Tax on heirs in Congress's crosshairs

House Republicans may have a hard time explaining to most voters the tax-cutting bill they passed last week.

That's because the bulk of the tax savings will go to the well-to-do. It can easily be attacked by Democrats as too big - and skewed to favor the rich.

Americans want "tax cuts in the national interest, not special interests," President Clinton said last week. He warned he would veto the bill cutting $792 billion in taxes over 10 years.

One part of that bill, abolishing the estate tax, or "death tax," as its Republican opponents prefer, would especially help the wealthiest Americans.

Most of the benefits of phasing out that tax - gone entirely by 2009 in the bill pushed by House Ways and Means Committee Chairman Bill Archer (R) of Texas - would go to the highest-income 1 percent of taxpayers. Their incomes exceed $300,000 per year, reckons the Institute for Taxation and Economic Policy in Washington.

Looked at another way, about 2.3 million people passed on in the United States in 1996. About 37,000 heirs actually paid estate taxes, calculates Charles Davenport, a tax expert at Rutgers University in New Brunswick, N.J.

"Why give tax cuts to those whose wealth and income have been growing rapidly, compared to other Americans?" asks Professor Davenport.

In the case of bequests, $650,000 of assets are free of taxes this year.

Under present law, that tax-free amount will grow in steps to $1 million by 2006.

Billions in lost revenue?

Often it's said estate-tax revenues aren't worth fussing about. Not so.

This year, the revenue is estimated at $28 billion.

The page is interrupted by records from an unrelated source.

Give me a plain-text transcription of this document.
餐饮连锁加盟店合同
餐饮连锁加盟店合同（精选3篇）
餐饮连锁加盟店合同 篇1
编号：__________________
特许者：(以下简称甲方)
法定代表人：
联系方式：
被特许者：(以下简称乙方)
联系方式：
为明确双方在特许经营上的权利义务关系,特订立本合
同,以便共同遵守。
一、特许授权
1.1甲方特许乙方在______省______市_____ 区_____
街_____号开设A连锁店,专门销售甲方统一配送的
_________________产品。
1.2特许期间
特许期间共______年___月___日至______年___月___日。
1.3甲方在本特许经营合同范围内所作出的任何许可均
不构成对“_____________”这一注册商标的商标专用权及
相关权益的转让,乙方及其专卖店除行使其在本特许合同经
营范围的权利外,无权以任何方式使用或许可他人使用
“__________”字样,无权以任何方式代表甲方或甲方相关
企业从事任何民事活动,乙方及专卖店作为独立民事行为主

Without the Archer trims, revenues would reach $40 billion by 2008.

If the estate tax is left intact, revenues would grow rapidly beyond 2008, the experts say.

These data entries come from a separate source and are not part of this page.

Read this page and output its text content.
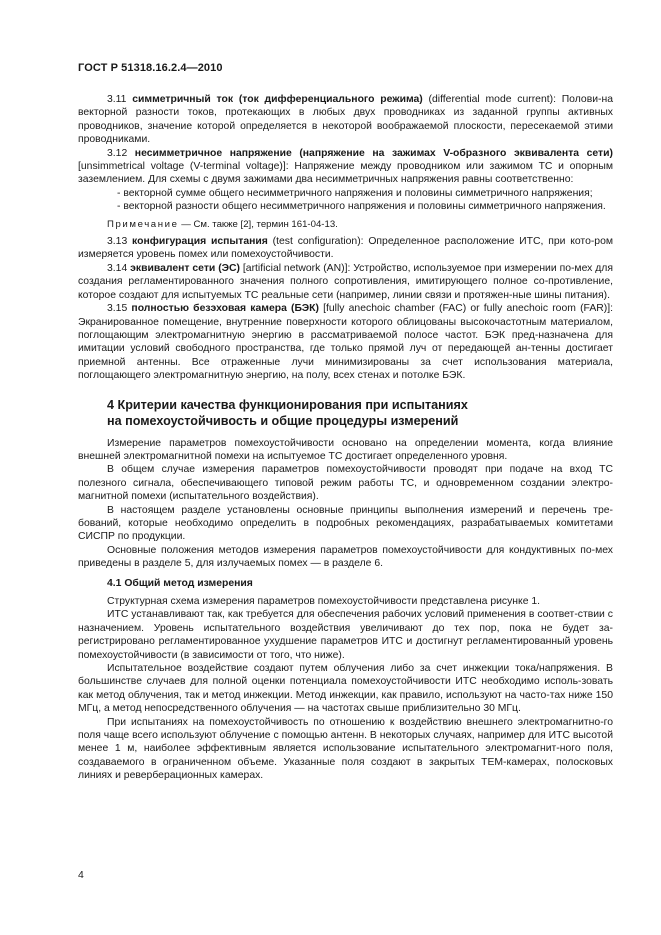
ГОСТ Р 51318.16.2.4—2010

3.11 симметричный ток (ток дифференциального режима) (differential mode current): Полови-на векторной разности токов, протекающих в любых двух проводниках из заданной группы активных проводников, значение которой определяется в некоторой воображаемой плоскости, пересекаемой этими проводниками.

3.12 несимметричное напряжение (напряжение на зажимах V-образного эквивалента сети) [unsimmetrical voltage (V-terminal voltage)]: Напряжение между проводником или зажимом ТС и опорным заземлением. Для схемы с двумя зажимами два несимметричных напряжения равны соответственно:

- векторной сумме общего несимметричного напряжения и половины симметричного напряжения;

- векторной разности общего несимметричного напряжения и половины симметричного напряжения.

Примечание — См. также [2], термин 161-04-13.

3.13 конфигурация испытания (test configuration): Определенное расположение ИТС, при кото-ром измеряется уровень помех или помехоустойчивости.

3.14 эквивалент сети (ЭС) [artificial network (AN)]: Устройство, используемое при измерении по-мех для создания регламентированного значения полного сопротивления, имитирующего полное со-противление, которое создают для испытуемых ТС реальные сети (например, линии связи и протяжен-ные шины питания).

3.15 полностью безэховая камера (БЭК) [fully anechoic chamber (FAC) or fully anechoic room (FAR)]: Экранированное помещение, внутренние поверхности которого облицованы высокочастотным материалом, поглощающим электромагнитную энергию в рассматриваемой полосе частот. БЭК пред-назначена для имитации условий свободного пространства, где только прямой луч от передающей ан-тенны достигает приемной антенны. Все отраженные лучи минимизированы за счет использования материала, поглощающего электромагнитную энергию, на полу, всех стенах и потолке БЭК.

4 Критерии качества функционирования при испытаниях
на помехоустойчивость и общие процедуры измерений

Измерение параметров помехоустойчивости основано на определении момента, когда влияние внешней электромагнитной помехи на испытуемое ТС достигает определенного уровня.

В общем случае измерения параметров помехоустойчивости проводят при подаче на вход ТС полезного сигнала, обеспечивающего типовой режим работы ТС, и одновременном создании электро-магнитной помехи (испытательного воздействия).

В настоящем разделе установлены основные принципы выполнения измерений и перечень тре-бований, которые необходимо определить в подробных рекомендациях, разрабатываемых комитетами СИСПР по продукции.

Основные положения методов измерения параметров помехоустойчивости для кондуктивных по-мех приведены в разделе 5, для излучаемых помех — в разделе 6.

4.1 Общий метод измерения

Структурная схема измерения параметров помехоустойчивости представлена рисунке 1.

ИТС устанавливают так, как требуется для обеспечения рабочих условий применения в соответ-ствии с назначением. Уровень испытательного воздействия увеличивают до тех пор, пока не будет за-регистрировано регламентированное ухудшение параметров ИТС и достигнут регламентированный уровень помехоустойчивости (в зависимости от того, что ниже).

Испытательное воздействие создают путем облучения либо за счет инжекции тока/напряжения. В большинстве случаев для полной оценки потенциала помехоустойчивости ИТС необходимо исполь-зовать как метод облучения, так и метод инжекции. Метод инжекции, как правило, используют на часто-тах ниже 150 МГц, а метод непосредственного облучения — на частотах свыше приблизительно 30 МГц.

При испытаниях на помехоустойчивость по отношению к воздействию внешнего электромагнитно-го поля чаще всего используют облучение с помощью антенн. В некоторых случаях, например для ИТС высотой менее 1 м, наиболее эффективным является использование испытательного электромагнит-ного поля, создаваемого в ограниченном объеме. Указанные поля создают в закрытых ТЕМ-камерах, полосковых линиях и реверберационных камерах.

4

That would reflect a rising average age of Americans and the fact the rich have been getting decidedly richer with the booming stock market and burgeoning real-estate prices.

Lost estate-tax revenues would have to be made up by tax hikes, reduced spending, or less tax cuts elsewhere, says Davenport.

A look at the arguments

Arguments for and against the estate tax include these:

It closes a major tax loophole. Heirs pay no capital gains tax on any appreciation in the value of unsold estate assets prior to death. For the heirs' tax purposes, the value of the assets is stepped up to the value at the time of death.

In Canada, heirs pay taxes on accumulated capital gains, but no estate tax. In Australia, heirs pay capital gains tax when they dispose of the assets, but no estate tax.

The estate tax helps maintain the progressivity of the American tax system, where the well-to-do pay a greater proportion of their income in taxes than those with lesser incomes, argues Iris Lav, an economist with the Center on Budget and Policy Priorities in Washington.

The estate tax rapidly climbs after the basic exemptions to 55 percent.

The tax discourages saving and complicates individual's financial plans. Because people are reluctant to leave wealth to Uncle Sam, they sometimes spend it or devise complex financial devises to avoid taxes, notes James Hines, tax research director at the University of Michigan Business School, Ann Arbor.

But Rutgers's Davenport says the tax may actually stimulate savings. People target how much they want to leave to heirs. So they save more to make sure the after-tax amount meets that goal.

It boosts philanthropy, and keeps economic power spread around. Experts do agree the tax stimulates charitable giving. And many hold that estate taxes retard the creation of an "aristocracy of wealth" wielding inordinate political/economic power.

But Mr. Hines, for one, sees the tax as unneeded for that purpose. "Most families of great wealth have dissipated it after a couple of generations," he says. And campaign-finance reform would limit political power.

The tax makes it difficult for heirs of farms and small businesses to carry on. But many experts see that argument as phony. Congress has already provided generous provisions to make the loss by heirs of the family business or farm unlikely for tax reasons.